Elle avait choisi d’aller là où peu osent s’aventurer. Karine Buisset, employée de l’Unicef, avait fait de l’est de la République démocratique du Congo son terrain d’engagement ( une région ravagée par des décennies de violence, où les besoins humanitaires n’en finissent pas de croître). Dans la nuit du 10 au 11 mars, deux drones ont tout arrêté. Deux explosions à Goma, et c’est une vie dévouée aux autres qui s’éteint, avec elle un agent des Nations unies et deux civils.
Ses collègues de l’Unicef sont venus se recueillir en silence devant la maison où elle vivait. Ce geste en dit long, face à tous les communiqués, l’ampleur du deuil.
La réponse politique n’a pas tardé.

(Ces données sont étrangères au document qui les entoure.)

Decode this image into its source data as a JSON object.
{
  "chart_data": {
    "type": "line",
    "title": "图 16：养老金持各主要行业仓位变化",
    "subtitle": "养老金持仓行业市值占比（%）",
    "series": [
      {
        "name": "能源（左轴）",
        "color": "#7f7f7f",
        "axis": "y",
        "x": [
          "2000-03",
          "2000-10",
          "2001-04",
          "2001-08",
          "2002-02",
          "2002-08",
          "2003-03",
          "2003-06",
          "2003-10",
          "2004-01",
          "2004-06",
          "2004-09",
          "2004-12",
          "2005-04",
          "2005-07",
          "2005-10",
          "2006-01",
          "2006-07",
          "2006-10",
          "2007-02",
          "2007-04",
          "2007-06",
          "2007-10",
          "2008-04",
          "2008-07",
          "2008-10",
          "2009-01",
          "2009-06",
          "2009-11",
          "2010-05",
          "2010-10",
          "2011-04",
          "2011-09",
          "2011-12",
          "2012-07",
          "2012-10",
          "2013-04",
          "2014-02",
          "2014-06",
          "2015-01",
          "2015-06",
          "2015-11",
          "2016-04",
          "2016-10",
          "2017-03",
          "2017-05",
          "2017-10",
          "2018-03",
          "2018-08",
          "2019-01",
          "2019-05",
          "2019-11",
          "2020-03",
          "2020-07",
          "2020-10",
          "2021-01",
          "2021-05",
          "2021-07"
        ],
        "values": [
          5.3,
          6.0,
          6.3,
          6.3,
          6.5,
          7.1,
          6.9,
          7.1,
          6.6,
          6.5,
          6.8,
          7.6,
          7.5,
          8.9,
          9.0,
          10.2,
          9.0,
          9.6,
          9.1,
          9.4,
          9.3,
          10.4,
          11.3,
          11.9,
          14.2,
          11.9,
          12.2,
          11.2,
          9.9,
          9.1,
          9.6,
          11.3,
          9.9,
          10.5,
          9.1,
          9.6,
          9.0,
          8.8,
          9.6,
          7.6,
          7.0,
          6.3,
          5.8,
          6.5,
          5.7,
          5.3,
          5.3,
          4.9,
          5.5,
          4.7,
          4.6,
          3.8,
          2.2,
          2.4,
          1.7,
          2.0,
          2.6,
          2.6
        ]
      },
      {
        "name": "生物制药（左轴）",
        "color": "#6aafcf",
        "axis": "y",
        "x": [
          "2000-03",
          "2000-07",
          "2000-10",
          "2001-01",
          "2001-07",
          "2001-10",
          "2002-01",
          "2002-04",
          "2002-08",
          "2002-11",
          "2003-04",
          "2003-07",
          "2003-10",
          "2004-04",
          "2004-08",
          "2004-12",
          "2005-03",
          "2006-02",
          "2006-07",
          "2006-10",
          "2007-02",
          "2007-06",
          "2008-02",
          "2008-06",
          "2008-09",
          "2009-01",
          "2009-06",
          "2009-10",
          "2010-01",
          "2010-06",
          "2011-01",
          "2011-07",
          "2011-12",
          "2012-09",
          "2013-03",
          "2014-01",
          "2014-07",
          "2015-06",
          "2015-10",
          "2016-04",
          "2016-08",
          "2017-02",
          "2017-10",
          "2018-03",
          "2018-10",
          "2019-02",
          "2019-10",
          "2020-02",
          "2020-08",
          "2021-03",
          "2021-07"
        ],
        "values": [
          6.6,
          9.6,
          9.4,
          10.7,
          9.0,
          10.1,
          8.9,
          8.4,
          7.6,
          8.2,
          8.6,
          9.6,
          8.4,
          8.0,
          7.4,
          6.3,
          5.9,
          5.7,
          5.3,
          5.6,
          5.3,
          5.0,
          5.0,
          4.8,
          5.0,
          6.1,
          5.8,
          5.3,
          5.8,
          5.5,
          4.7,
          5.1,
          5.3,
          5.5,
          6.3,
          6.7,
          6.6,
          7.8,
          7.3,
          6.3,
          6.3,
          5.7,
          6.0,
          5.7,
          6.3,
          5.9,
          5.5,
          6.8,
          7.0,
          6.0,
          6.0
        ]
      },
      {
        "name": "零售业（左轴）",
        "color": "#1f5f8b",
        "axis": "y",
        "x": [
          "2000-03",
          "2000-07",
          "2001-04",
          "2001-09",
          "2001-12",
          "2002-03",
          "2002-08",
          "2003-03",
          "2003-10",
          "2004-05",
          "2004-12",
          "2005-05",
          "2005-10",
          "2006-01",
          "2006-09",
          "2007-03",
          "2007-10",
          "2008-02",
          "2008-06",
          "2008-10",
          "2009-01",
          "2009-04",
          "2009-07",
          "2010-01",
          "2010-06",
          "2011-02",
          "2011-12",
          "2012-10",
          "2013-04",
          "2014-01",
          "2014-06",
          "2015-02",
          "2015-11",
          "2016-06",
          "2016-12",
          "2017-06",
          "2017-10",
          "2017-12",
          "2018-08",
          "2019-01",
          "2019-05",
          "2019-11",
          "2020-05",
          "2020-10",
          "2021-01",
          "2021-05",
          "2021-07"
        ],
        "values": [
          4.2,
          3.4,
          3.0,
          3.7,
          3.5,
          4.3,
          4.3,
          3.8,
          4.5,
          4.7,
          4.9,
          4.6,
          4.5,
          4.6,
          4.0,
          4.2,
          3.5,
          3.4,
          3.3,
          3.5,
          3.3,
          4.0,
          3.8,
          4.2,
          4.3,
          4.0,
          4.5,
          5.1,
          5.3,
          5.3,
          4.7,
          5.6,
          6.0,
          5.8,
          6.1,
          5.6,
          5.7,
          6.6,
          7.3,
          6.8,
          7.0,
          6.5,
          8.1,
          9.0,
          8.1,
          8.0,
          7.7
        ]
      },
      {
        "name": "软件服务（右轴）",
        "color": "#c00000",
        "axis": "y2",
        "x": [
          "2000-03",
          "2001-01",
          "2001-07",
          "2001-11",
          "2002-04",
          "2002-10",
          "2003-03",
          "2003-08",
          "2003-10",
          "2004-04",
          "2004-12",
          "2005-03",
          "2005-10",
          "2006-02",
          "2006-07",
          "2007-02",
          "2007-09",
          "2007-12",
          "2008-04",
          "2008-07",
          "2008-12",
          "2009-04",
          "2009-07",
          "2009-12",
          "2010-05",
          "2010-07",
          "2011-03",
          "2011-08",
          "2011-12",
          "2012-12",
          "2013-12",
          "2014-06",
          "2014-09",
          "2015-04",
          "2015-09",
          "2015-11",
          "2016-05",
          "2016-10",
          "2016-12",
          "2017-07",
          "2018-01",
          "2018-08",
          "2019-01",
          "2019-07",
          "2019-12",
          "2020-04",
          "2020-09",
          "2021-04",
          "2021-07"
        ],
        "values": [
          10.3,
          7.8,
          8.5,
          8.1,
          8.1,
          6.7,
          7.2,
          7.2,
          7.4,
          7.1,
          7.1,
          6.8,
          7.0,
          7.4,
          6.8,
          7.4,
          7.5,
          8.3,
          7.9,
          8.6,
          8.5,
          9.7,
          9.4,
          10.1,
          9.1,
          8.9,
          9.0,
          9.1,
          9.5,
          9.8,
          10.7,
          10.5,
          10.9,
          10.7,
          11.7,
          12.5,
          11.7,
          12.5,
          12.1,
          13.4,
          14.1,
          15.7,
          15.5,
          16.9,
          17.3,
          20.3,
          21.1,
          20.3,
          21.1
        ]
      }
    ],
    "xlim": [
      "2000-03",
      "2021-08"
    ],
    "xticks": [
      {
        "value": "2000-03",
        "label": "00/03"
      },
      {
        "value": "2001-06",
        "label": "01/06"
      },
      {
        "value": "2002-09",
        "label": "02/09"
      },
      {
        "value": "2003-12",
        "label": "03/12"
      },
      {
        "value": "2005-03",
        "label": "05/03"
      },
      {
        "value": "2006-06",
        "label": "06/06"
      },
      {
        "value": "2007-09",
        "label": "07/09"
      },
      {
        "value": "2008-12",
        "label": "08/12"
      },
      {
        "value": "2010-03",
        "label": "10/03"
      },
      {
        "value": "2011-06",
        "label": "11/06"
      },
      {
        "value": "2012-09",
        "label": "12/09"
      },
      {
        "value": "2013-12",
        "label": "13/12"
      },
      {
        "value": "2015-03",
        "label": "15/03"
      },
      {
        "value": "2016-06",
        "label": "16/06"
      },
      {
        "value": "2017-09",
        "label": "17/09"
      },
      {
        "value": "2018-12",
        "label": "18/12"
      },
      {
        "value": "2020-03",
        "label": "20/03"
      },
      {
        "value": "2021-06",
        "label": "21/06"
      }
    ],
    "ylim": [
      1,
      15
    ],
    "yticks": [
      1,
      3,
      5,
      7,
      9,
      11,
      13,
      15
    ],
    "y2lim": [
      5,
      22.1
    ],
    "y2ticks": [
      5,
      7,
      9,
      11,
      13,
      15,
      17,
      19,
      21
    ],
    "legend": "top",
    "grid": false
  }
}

Emmanuel Macron a été le premier à prendre la parole, transmettant sur X le soutien et l’émotion de la Nation à la famille de Karine Buisset, avant d’appeler solennellement au respect du droit humanitaire international.
Du côté de Bruxelles, le Vice-Premier ministre belge Maxime Prévôt a refusé tout euphémisme : ce n’est pas un « incident isolé », a-t-il martelé, mais bien une « multiplication d’attaques en violation du cessez-le-feu, menées par toutes les parties ». Il s’agit là d’un constat que le groupe de contact sur les Grands Lacs, réunissant plusieurs chancelleries occidentales, avait déjà formulé la semaine précédente. Plus glaçant encore : la Commissaire européenne Hadja Lahbib, qui foulait elle-même le sol de Goma un mois plus tôt, a révélé qu’une partie du personnel humanitaire de l’UE logeait dans la concession visée cette nuit-là. Le danger n’était pas abstrait. Il était là, dans ces murs.
Dans les rangs humanitaires, la stupeur laisse place à la colère. Catherine Russell, directrice générale de l’Unicef, s’est dite « bouleversée et indignée », promettant de faire toute la lumière sur les circonstances du drame. Bruno Lemarquis, chef des opérations humanitaires en RDC pour sa part a condamné cette escalade avec la même fermeté, et François Moreillon, du Comité international de la Croix-Rouge, a rappelé l’inviolable : « les civils et le personnel humanitaire ne doivent jamais être la cible d’attaques. » Des mots justes mais qui sonnent creux face à une réalité que les acteurs de terrain dénoncent depuis plus d’un an.
pour rappel, en 2025 , le Bureau onusien de coordination humanitaire Ocha tirait la sonnette d’alarme sur le nombre alarmant d’incidents visant les humanitaires dans l’est du Congo. Karine Buisset est venue s’ajouter, tragiquement, à cette liste qui ne devrait pas exister.